What is the Static content browser caching policy used by Pega and how does it set the max-age?

We can see under Chrome Developer tools that for different static content request the Cache-Control is having different max-age. For eg. pz_pega_survey_styles.css has max-age as 315360000, whereas one of our custom svg file is having max-age as 604800.

How does pega decides the max-age for any static content and where is it set from?

Is it possible to reduce caching expiry time or remove browser caching?

Cache-Control : max-age.png

@DipjyotiS does the Security documentation Creating a custom HTTP response header help at all?

Also see Static content troubleshooting FAQs

@MarijeSchillern Thank you for your response. The first article doesn’t specify anything about Cache-Control header, but we did try putting it explicitly in Pega-RulesEngine • http/responseHeaders DSS, but it didn’t work.

The second article talks about when does the static content gets invalidated (on save as of the rule-file- type). However, I wanted to know how does Pega apply different max-age for different content (dynamic vs static), is it configurable separately for each types?

@korlk1 @RaviKrishnaChavali would you be able to provide any input here?

@DipjyotiS below is the SME response:

Regarding : What is the Static content browser caching policy used by Pega and how does it set the max-age?

We set max-age in static content request based on with checksum request or static image request.

Example for static content requests,

http://xxx.com/prweb/app/AppAlias_/gFLICWRhd0CfR1wHoXPSp9bRJnkbD80w*/webwb/pzpega_ui_dynamiccontainer_lite_12741129412.js!!.js

http://xxx.com/prweb/datacontent/Image/webwb/DriverLicenseFrontHH20200422T071042.276%20GMT.gif

https://xxx.com/prweb/app/SQUIDDevelopment/t5Fy1LWvTnjnXuogkWpDhQ*/webwb/zblankimage.gif

If static content request with checksum(in above example _12741129412) then max-age we set as 315360000 ms otherwise 604800ms(7 days)

cc @mondp3

@DipjyotiS

Static content is a file generated from from a rule and save to an HTTP server. It is unaffected by user input, application logic or the content of user clipboards. Activity calls fall into this response category.
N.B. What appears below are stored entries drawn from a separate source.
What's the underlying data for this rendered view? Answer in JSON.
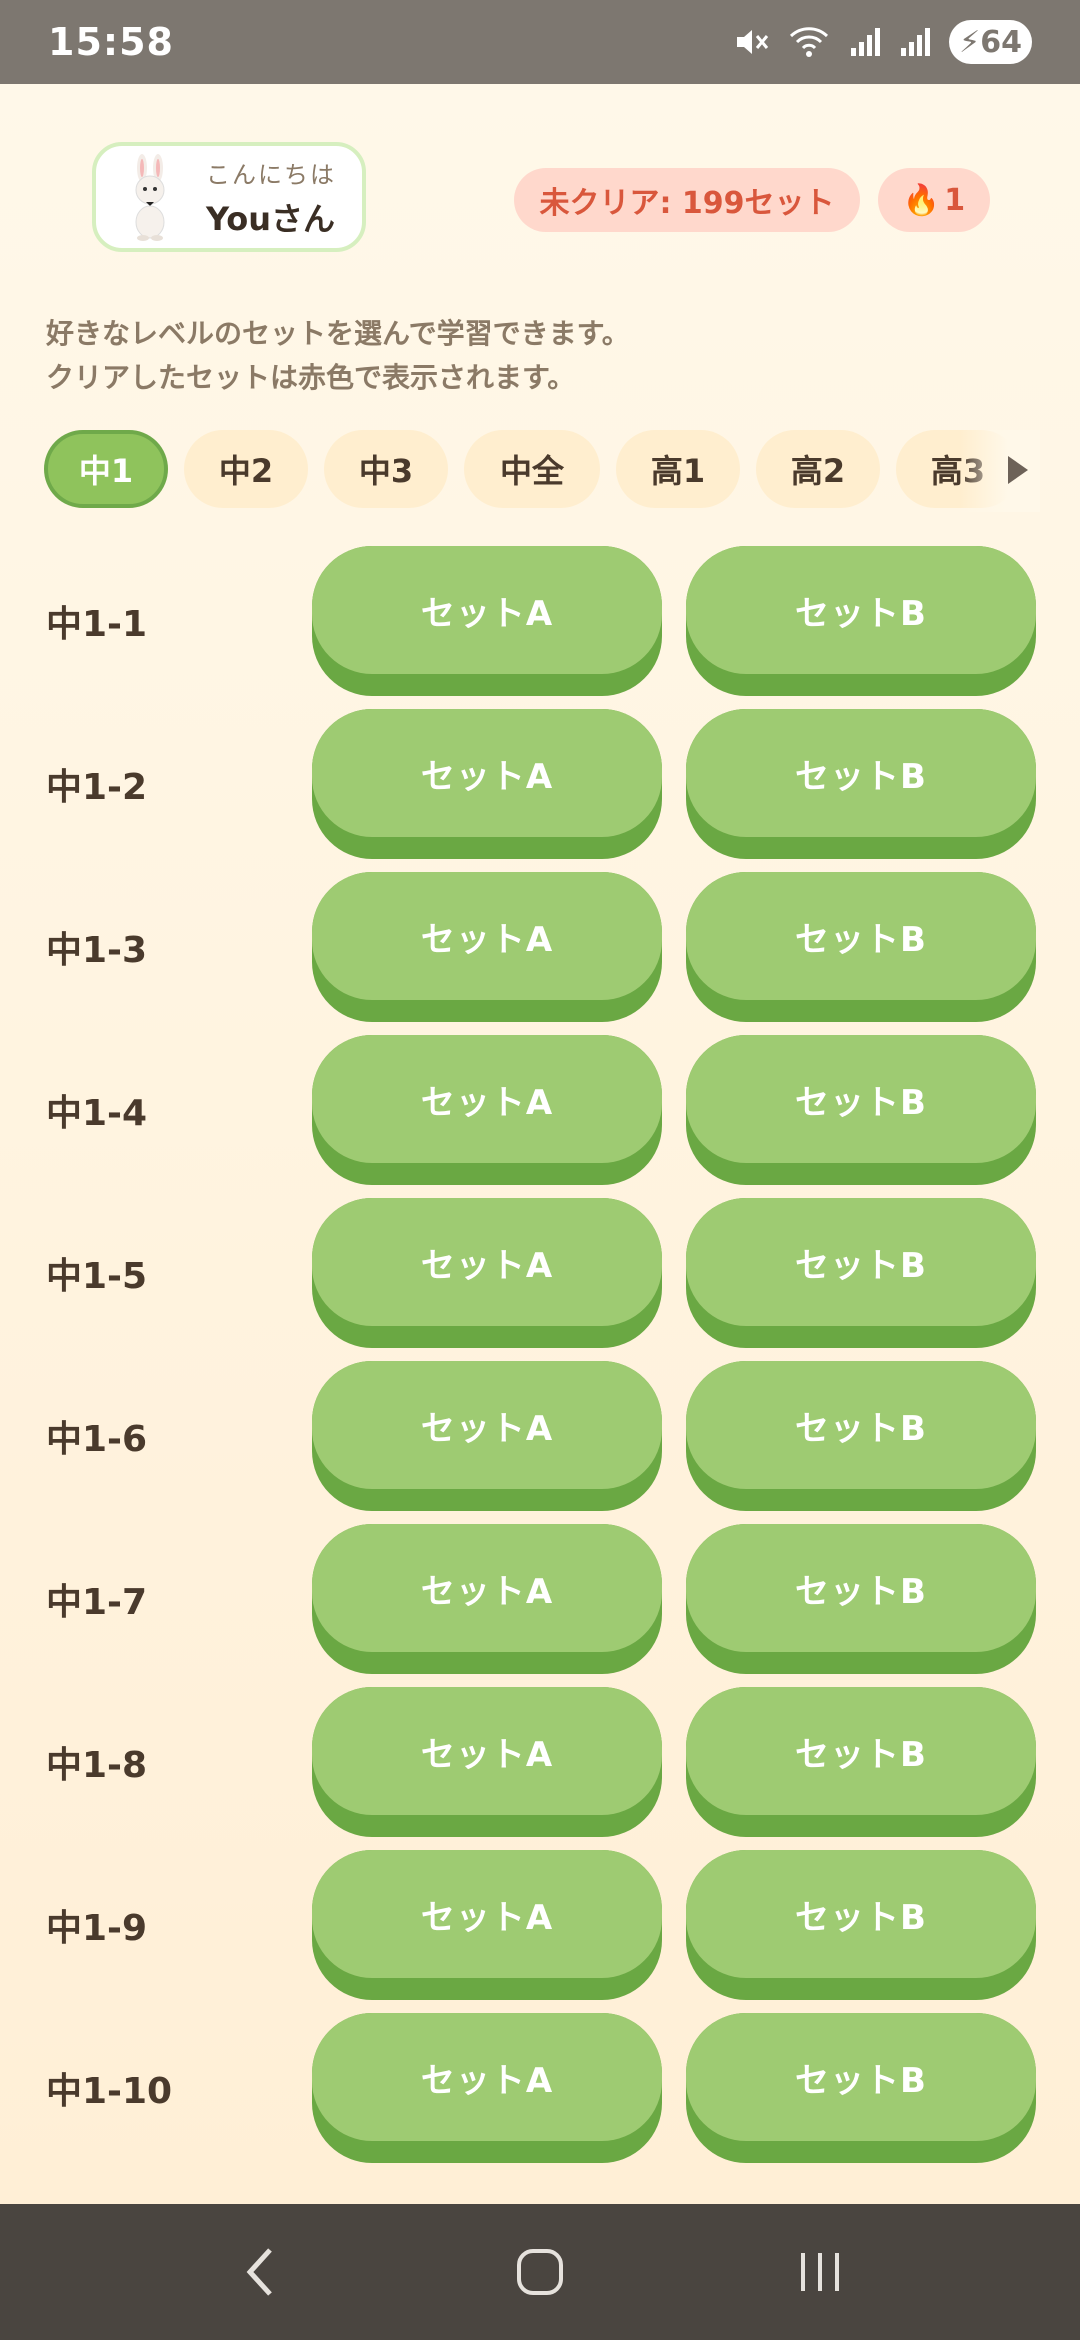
{
  "status": {
    "time": "15:58",
    "battery": "64"
  },
  "greeting": {
    "hello": "こんにちは",
    "name": "Youさん"
  },
  "badges": {
    "uncleared": "未クリア: 199セット",
    "streak": "1",
    "streak_icon": "fire-icon"
  },
  "description": [
    "好きなレベルのセットを選んで学習できます。",
    "クリアしたセットは赤色で表示されます。"
  ],
  "tabs": [
    {
      "label": "中1",
      "active": true
    },
    {
      "label": "中2"
    },
    {
      "label": "中3"
    },
    {
      "label": "中全"
    },
    {
      "label": "高1"
    },
    {
      "label": "高2"
    },
    {
      "label": "高3"
    }
  ],
  "rows": [
    {
      "label": "中1-1",
      "a": "セットA",
      "b": "セットB"
    },
    {
      "label": "中1-2",
      "a": "セットA",
      "b": "セットB"
    },
    {
      "label": "中1-3",
      "a": "セットA",
      "b": "セットB"
    },
    {
      "label": "中1-4",
      "a": "セットA",
      "b": "セットB"
    },
    {
      "label": "中1-5",
      "a": "セットA",
      "b": "セットB"
    },
    {
      "label": "中1-6",
      "a": "セットA",
      "b": "セットB"
    },
    {
      "label": "中1-7",
      "a": "セットA",
      "b": "セットB"
    },
    {
      "label": "中1-8",
      "a": "セットA",
      "b": "セットB"
    },
    {
      "label": "中1-9",
      "a": "セットA",
      "b": "セットB"
    },
    {
      "label": "中1-10",
      "a": "セットA",
      "b": "セットB"
    }
  ],
  "colors": {
    "set_button": "#9ecb72",
    "active_tab": "#8fc35c",
    "badge_bg": "#ffd8cc",
    "badge_text": "#d9573c"
  }
}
  • Some rules generate a static content file with a content hash. Files that have a content hash have an extended expiration time. Given the content hash is part of the url the browser will only download a new version of the same resource if the content hasis differrent from what is already contained in the browser cache given caching is based on unique browser path

  • Rule content that generates file that aren’t subject to content hash use a system wide cache timeout. The default ship setting for the system wide setting is 24 hours.

  • Pega doesn’t offer a fine grained settings by file extension type. Automatically changing headers based on some part of the URL, for instance a .xx file extension- is offered by some application servers/plugins or reverse proxy servers.